Обменявшись с хозяином еще несколькими любезностями, новый «ученик чародея» отправился восвояси.
В тот же вечер состоялась еще одна, не менее замечательная беседа.
Лорд Энтони Боулинг был приглашен на ужин к Саймону Иффу, и разговор, как всегда, скоро перешел к излюбленной теме старого мистика — к Пути Дао.
? В связи с тем, что ты говорил о необходимости общаться с газетчиками на их уровне, — заметил Саймон Ифф, — я вспомнил об одном из парадоксов Магики. Если ты помнишь, в Библии есть место, где говорится, что на вопросы глупца нужно отвечать сообразно мере его глупости, а чуть дальше, почти в следующем стихе, что этого как раз делать не следует. Это, так сказать, документальное подтверждение той же истины, которую мы выражаем другими словами. С любой антитезой можно поступить двояко: сравнять с землей на ее собственном уровне или отступить на уровень более высокий. Огонь ведь тоже можно остановить огнем, а можно водой. Это — грамотная магия. Один способ тут неотделим от другого: либо ты изменяешь объект, либо уходишь на более высокие этажи. Черный же маг или, лучше сказать, колдун, чтобы не профанировать слово «маг», всегда отступает на низший уровень. В качестве аналогии можно взять, скажем, банковского клерка. Предположим, что однажды этот джентльмен обнаруживает несоответствие между своими тратами и размерами своего жалованья. В этом случае он может, например, переменить образ жизни, чтобы уменьшить траты, или начать работать с удвоенным усердием, чтобы увеличить свой заработок. Но есть и третья возможность, которой не преминет воспользоваться человек с характером колдуна. Колдун попытается раздобыть денег низкими средствами. Он может начать играть; проигравшись, он спустится еще ниже, станет воровать и в конце концов дойдет до того, что убьет родную мать, чтобы получить страховку.

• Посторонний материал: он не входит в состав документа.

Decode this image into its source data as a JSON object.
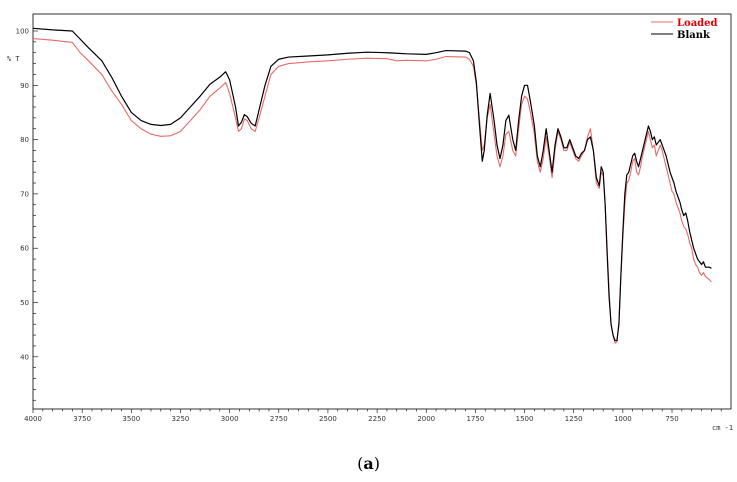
{
  "chart_data": {
    "type": "line",
    "title": "",
    "ylabel": "% T",
    "xlabel": "cm -1",
    "xlim": [
      4000,
      450
    ],
    "ylim": [
      30,
      100
    ],
    "x_ticks": [
      4000,
      3750,
      3500,
      3250,
      3000,
      2750,
      2500,
      2250,
      2000,
      1750,
      1500,
      1250,
      1000,
      750
    ],
    "y_ticks": [
      100,
      90,
      80,
      70,
      60,
      50,
      40
    ],
    "grid": false,
    "legend_position": "top-right",
    "series": [
      {
        "name": "Loaded",
        "color": "#e86a6a",
        "points": [
          [
            4000,
            98.6
          ],
          [
            3900,
            98.3
          ],
          [
            3800,
            97.9
          ],
          [
            3760,
            96.0
          ],
          [
            3720,
            94.6
          ],
          [
            3650,
            92.0
          ],
          [
            3600,
            89.0
          ],
          [
            3550,
            86.5
          ],
          [
            3500,
            83.5
          ],
          [
            3450,
            82.0
          ],
          [
            3400,
            81.0
          ],
          [
            3350,
            80.6
          ],
          [
            3300,
            80.7
          ],
          [
            3250,
            81.5
          ],
          [
            3200,
            83.5
          ],
          [
            3150,
            85.5
          ],
          [
            3100,
            88.0
          ],
          [
            3050,
            89.5
          ],
          [
            3020,
            90.5
          ],
          [
            3000,
            88.5
          ],
          [
            2970,
            84.0
          ],
          [
            2955,
            81.5
          ],
          [
            2940,
            82.0
          ],
          [
            2925,
            83.8
          ],
          [
            2910,
            83.5
          ],
          [
            2890,
            82.0
          ],
          [
            2870,
            81.5
          ],
          [
            2850,
            84.0
          ],
          [
            2820,
            88.0
          ],
          [
            2790,
            92.0
          ],
          [
            2750,
            93.5
          ],
          [
            2700,
            94.0
          ],
          [
            2600,
            94.3
          ],
          [
            2500,
            94.5
          ],
          [
            2400,
            94.8
          ],
          [
            2300,
            95.0
          ],
          [
            2200,
            94.9
          ],
          [
            2150,
            94.5
          ],
          [
            2100,
            94.6
          ],
          [
            2000,
            94.5
          ],
          [
            1950,
            94.8
          ],
          [
            1900,
            95.3
          ],
          [
            1800,
            95.2
          ],
          [
            1780,
            94.8
          ],
          [
            1760,
            93.5
          ],
          [
            1745,
            90.0
          ],
          [
            1730,
            84.0
          ],
          [
            1715,
            78.0
          ],
          [
            1705,
            79.0
          ],
          [
            1690,
            84.0
          ],
          [
            1675,
            86.5
          ],
          [
            1655,
            81.0
          ],
          [
            1640,
            77.0
          ],
          [
            1625,
            75.0
          ],
          [
            1610,
            77.0
          ],
          [
            1595,
            81.0
          ],
          [
            1580,
            81.5
          ],
          [
            1560,
            78.0
          ],
          [
            1545,
            77.0
          ],
          [
            1530,
            82.0
          ],
          [
            1515,
            86.5
          ],
          [
            1500,
            88.0
          ],
          [
            1485,
            87.5
          ],
          [
            1470,
            85.0
          ],
          [
            1450,
            81.0
          ],
          [
            1435,
            76.0
          ],
          [
            1420,
            74.0
          ],
          [
            1405,
            76.5
          ],
          [
            1390,
            80.5
          ],
          [
            1375,
            77.0
          ],
          [
            1360,
            73.0
          ],
          [
            1345,
            78.0
          ],
          [
            1330,
            81.5
          ],
          [
            1315,
            80.0
          ],
          [
            1300,
            78.0
          ],
          [
            1285,
            78.0
          ],
          [
            1270,
            79.5
          ],
          [
            1255,
            78.0
          ],
          [
            1240,
            76.5
          ],
          [
            1225,
            76.0
          ],
          [
            1210,
            77.0
          ],
          [
            1195,
            78.0
          ],
          [
            1180,
            80.5
          ],
          [
            1165,
            82.0
          ],
          [
            1150,
            78.0
          ],
          [
            1135,
            72.0
          ],
          [
            1120,
            71.0
          ],
          [
            1110,
            74.0
          ],
          [
            1100,
            73.5
          ],
          [
            1090,
            68.0
          ],
          [
            1080,
            60.0
          ],
          [
            1070,
            52.0
          ],
          [
            1060,
            46.0
          ],
          [
            1050,
            44.0
          ],
          [
            1040,
            42.5
          ],
          [
            1030,
            42.8
          ],
          [
            1020,
            46.5
          ],
          [
            1010,
            55.0
          ],
          [
            1000,
            62.0
          ],
          [
            990,
            68.0
          ],
          [
            980,
            72.0
          ],
          [
            970,
            72.5
          ],
          [
            960,
            74.0
          ],
          [
            950,
            76.0
          ],
          [
            940,
            76.5
          ],
          [
            930,
            74.0
          ],
          [
            920,
            73.5
          ],
          [
            910,
            75.0
          ],
          [
            900,
            77.0
          ],
          [
            890,
            78.5
          ],
          [
            880,
            80.0
          ],
          [
            870,
            81.5
          ],
          [
            860,
            80.0
          ],
          [
            850,
            78.5
          ],
          [
            840,
            79.0
          ],
          [
            830,
            77.0
          ],
          [
            820,
            78.0
          ],
          [
            810,
            79.0
          ],
          [
            800,
            78.0
          ],
          [
            790,
            76.5
          ],
          [
            780,
            75.0
          ],
          [
            770,
            73.5
          ],
          [
            760,
            72.0
          ],
          [
            750,
            70.5
          ],
          [
            740,
            70.0
          ],
          [
            730,
            68.5
          ],
          [
            720,
            67.5
          ],
          [
            710,
            66.5
          ],
          [
            700,
            65.0
          ],
          [
            690,
            64.0
          ],
          [
            680,
            63.5
          ],
          [
            670,
            62.5
          ],
          [
            660,
            61.0
          ],
          [
            650,
            60.0
          ],
          [
            640,
            58.0
          ],
          [
            630,
            57.0
          ],
          [
            620,
            56.5
          ],
          [
            610,
            55.5
          ],
          [
            600,
            55.0
          ],
          [
            590,
            55.5
          ],
          [
            580,
            54.8
          ],
          [
            560,
            54.2
          ],
          [
            550,
            53.8
          ]
        ]
      },
      {
        "name": "Blank",
        "color": "#000000",
        "points": [
          [
            4000,
            100.5
          ],
          [
            3900,
            100.2
          ],
          [
            3800,
            100.0
          ],
          [
            3760,
            98.5
          ],
          [
            3720,
            97.0
          ],
          [
            3650,
            94.5
          ],
          [
            3600,
            91.5
          ],
          [
            3550,
            88.0
          ],
          [
            3500,
            85.0
          ],
          [
            3450,
            83.5
          ],
          [
            3400,
            82.8
          ],
          [
            3350,
            82.6
          ],
          [
            3300,
            82.8
          ],
          [
            3250,
            84.0
          ],
          [
            3200,
            86.0
          ],
          [
            3150,
            88.0
          ],
          [
            3100,
            90.2
          ],
          [
            3050,
            91.5
          ],
          [
            3020,
            92.5
          ],
          [
            3000,
            91.0
          ],
          [
            2970,
            86.0
          ],
          [
            2955,
            82.5
          ],
          [
            2940,
            83.2
          ],
          [
            2925,
            84.6
          ],
          [
            2910,
            84.2
          ],
          [
            2890,
            83.0
          ],
          [
            2870,
            82.5
          ],
          [
            2850,
            85.5
          ],
          [
            2820,
            90.0
          ],
          [
            2790,
            93.5
          ],
          [
            2750,
            94.8
          ],
          [
            2700,
            95.2
          ],
          [
            2600,
            95.4
          ],
          [
            2500,
            95.6
          ],
          [
            2400,
            95.9
          ],
          [
            2300,
            96.1
          ],
          [
            2200,
            96.0
          ],
          [
            2150,
            95.9
          ],
          [
            2100,
            95.8
          ],
          [
            2000,
            95.7
          ],
          [
            1950,
            96.0
          ],
          [
            1900,
            96.4
          ],
          [
            1800,
            96.3
          ],
          [
            1780,
            96.0
          ],
          [
            1760,
            94.5
          ],
          [
            1745,
            90.5
          ],
          [
            1730,
            83.0
          ],
          [
            1715,
            76.0
          ],
          [
            1705,
            78.0
          ],
          [
            1690,
            84.5
          ],
          [
            1675,
            88.5
          ],
          [
            1655,
            83.5
          ],
          [
            1640,
            79.0
          ],
          [
            1625,
            76.5
          ],
          [
            1610,
            79.0
          ],
          [
            1595,
            83.5
          ],
          [
            1580,
            84.5
          ],
          [
            1560,
            80.0
          ],
          [
            1545,
            78.0
          ],
          [
            1530,
            83.5
          ],
          [
            1515,
            88.0
          ],
          [
            1500,
            90.0
          ],
          [
            1485,
            90.0
          ],
          [
            1470,
            87.0
          ],
          [
            1450,
            82.5
          ],
          [
            1435,
            77.0
          ],
          [
            1420,
            75.0
          ],
          [
            1405,
            78.0
          ],
          [
            1390,
            82.0
          ],
          [
            1375,
            78.0
          ],
          [
            1360,
            74.0
          ],
          [
            1345,
            79.0
          ],
          [
            1330,
            82.0
          ],
          [
            1315,
            80.5
          ],
          [
            1300,
            78.5
          ],
          [
            1285,
            78.5
          ],
          [
            1270,
            80.0
          ],
          [
            1255,
            78.5
          ],
          [
            1240,
            77.0
          ],
          [
            1225,
            76.5
          ],
          [
            1210,
            77.5
          ],
          [
            1195,
            78.0
          ],
          [
            1180,
            80.0
          ],
          [
            1165,
            80.5
          ],
          [
            1150,
            78.0
          ],
          [
            1135,
            73.0
          ],
          [
            1120,
            71.5
          ],
          [
            1110,
            75.0
          ],
          [
            1100,
            74.0
          ],
          [
            1090,
            68.0
          ],
          [
            1080,
            59.0
          ],
          [
            1070,
            51.0
          ],
          [
            1060,
            46.0
          ],
          [
            1050,
            44.0
          ],
          [
            1040,
            43.0
          ],
          [
            1030,
            43.0
          ],
          [
            1020,
            46.0
          ],
          [
            1010,
            55.0
          ],
          [
            1000,
            63.0
          ],
          [
            990,
            70.0
          ],
          [
            980,
            73.5
          ],
          [
            970,
            74.0
          ],
          [
            960,
            75.5
          ],
          [
            950,
            77.0
          ],
          [
            940,
            77.5
          ],
          [
            930,
            76.0
          ],
          [
            920,
            75.0
          ],
          [
            910,
            76.5
          ],
          [
            900,
            78.0
          ],
          [
            890,
            79.5
          ],
          [
            880,
            81.0
          ],
          [
            870,
            82.5
          ],
          [
            860,
            81.5
          ],
          [
            850,
            80.0
          ],
          [
            840,
            80.5
          ],
          [
            830,
            79.0
          ],
          [
            820,
            79.5
          ],
          [
            810,
            80.0
          ],
          [
            800,
            79.0
          ],
          [
            790,
            78.0
          ],
          [
            780,
            77.0
          ],
          [
            770,
            75.5
          ],
          [
            760,
            74.0
          ],
          [
            750,
            73.0
          ],
          [
            740,
            72.0
          ],
          [
            730,
            70.5
          ],
          [
            720,
            69.5
          ],
          [
            710,
            68.5
          ],
          [
            700,
            67.0
          ],
          [
            690,
            66.0
          ],
          [
            680,
            66.5
          ],
          [
            670,
            65.0
          ],
          [
            660,
            63.0
          ],
          [
            650,
            61.5
          ],
          [
            640,
            60.0
          ],
          [
            630,
            59.0
          ],
          [
            620,
            58.0
          ],
          [
            610,
            57.5
          ],
          [
            600,
            57.0
          ],
          [
            590,
            57.5
          ],
          [
            580,
            56.5
          ],
          [
            560,
            56.5
          ],
          [
            550,
            56.3
          ]
        ]
      }
    ]
  },
  "caption": {
    "open": "(",
    "letter": "a",
    "close": ")"
  }
}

Здесь следует отметить, что, теряя таким образом почву под ногами, он испытывает все больший страх. Сначала он всего лишь недоволен начальством, которое мало ему платит; потом он боится, что в игре его обманут партнеры; далее он начинает бояться полиции, и этот страх уже прочно вселяется в его душу; и, наконец, приходит самый жуткий страх — страх перед палачом, к которому этот путь приведет его рано или поздно.